The dumbest idea in energy politics…
In 1865, economist William Jevons noted that efficiency in coal-powered machinery didn’t lead to reduced coal consumption. Instead, counter-intuitively, efficiency could speed up consumption – in other words society would use more output rather than reduce input. This became known as the Jevons Paradox, or more colloquially, ‘the rebound effect’, and has been much debated ever since – almost entirely in terms of it being a problem.
I categorise two types of rebound effect: direct and indirect. Say you install LED lighting in your house, university or factory, which is more than 10x more efficient than the incandescent lighting of my youth. A direct rebound is if, knowing your lighting consumes much less energy, you might become careless about switching lights off, but you would need to leave the lights on 10 times more than before to wipe out the energy efficiency gains – and there just aren’t that many hours in the day. The indirect rebound comes from what you spend the money you save on. You could use it to improve the insulation in your house which could lead to further energy savings, or you could spoil yourself with a weekend in New York which would obliterate them. It is this last one which we have to be careful of.

Recently, the small number of very noisy anti-renewables/anti-Net Zero zealots online have started arguing that energy consumption is a measure of societal progress (see pic). In other words, we should either be highly inefficient, or willingly exploit any efficiencies in a system to consume more, more, more. Under this definition, any action which saves energy is bad for society, unless you spend the savings on highly energy intensive products/services. Fly, baby, fly! Embrace the Jevons Paradox! Switching lights off is unpatriotic!
This mindset requires you to not only deny climate change and biodiversity loss, but pretty much the whole Second Law of Thermodynamics. The second law says any closed system (like the planet) will descend into thermodynamic chaos unless it is powered by a source of energy outside the system – in our case renewable energy. Seeing the consumption of fossil fuels as a measure of success is like setting ‘smoking more cigarettes’ as a life goal.

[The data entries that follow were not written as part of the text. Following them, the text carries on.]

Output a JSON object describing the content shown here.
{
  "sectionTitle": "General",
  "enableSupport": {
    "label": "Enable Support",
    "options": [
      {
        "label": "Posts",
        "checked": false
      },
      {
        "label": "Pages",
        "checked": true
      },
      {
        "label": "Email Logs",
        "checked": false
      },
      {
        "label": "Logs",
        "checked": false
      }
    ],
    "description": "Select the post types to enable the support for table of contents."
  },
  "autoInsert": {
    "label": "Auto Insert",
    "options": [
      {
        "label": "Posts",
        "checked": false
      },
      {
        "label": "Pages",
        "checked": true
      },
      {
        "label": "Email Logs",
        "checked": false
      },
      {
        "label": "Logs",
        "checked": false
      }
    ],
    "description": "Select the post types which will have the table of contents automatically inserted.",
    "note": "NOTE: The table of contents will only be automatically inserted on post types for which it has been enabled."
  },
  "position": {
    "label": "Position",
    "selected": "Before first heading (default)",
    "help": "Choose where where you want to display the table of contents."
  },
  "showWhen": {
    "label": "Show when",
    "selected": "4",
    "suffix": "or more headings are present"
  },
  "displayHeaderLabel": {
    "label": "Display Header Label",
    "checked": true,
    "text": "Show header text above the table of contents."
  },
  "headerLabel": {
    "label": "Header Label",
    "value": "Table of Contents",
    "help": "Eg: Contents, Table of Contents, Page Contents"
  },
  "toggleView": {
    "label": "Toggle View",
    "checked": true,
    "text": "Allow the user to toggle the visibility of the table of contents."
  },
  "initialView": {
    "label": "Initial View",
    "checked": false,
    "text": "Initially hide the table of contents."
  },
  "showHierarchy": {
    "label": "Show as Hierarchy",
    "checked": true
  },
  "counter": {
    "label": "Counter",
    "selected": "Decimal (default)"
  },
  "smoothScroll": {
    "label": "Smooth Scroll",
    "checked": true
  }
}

Nobody needs energy in itself. We need food & drink, lighting, heating/cooling, transport, communications, security, entertainment etc – and those things require energy, but the average Joe/Jo doesn’t care what type or how much. Their house will be just as warm if they use a solar-powered heat pump rather than an open coal fire, but the externalities in terms of polluting the planet (and themselves) are much higher. How is society improved by choosing the latter over the former? In the shorter term, promoting a high energy economy makes us more vulnerable to the kind of energy shock we are in right now.
It’s idiotic. In fact I would say it’s the dumbest idea I’ve heard in a long, long time. But these guys aren’t stupid. They know they are losing the low carbon transition battle and will throw out any chaff to try and slow us down while vested interests continue to cash in on the status quo while they still can. It is a sign that we are winning.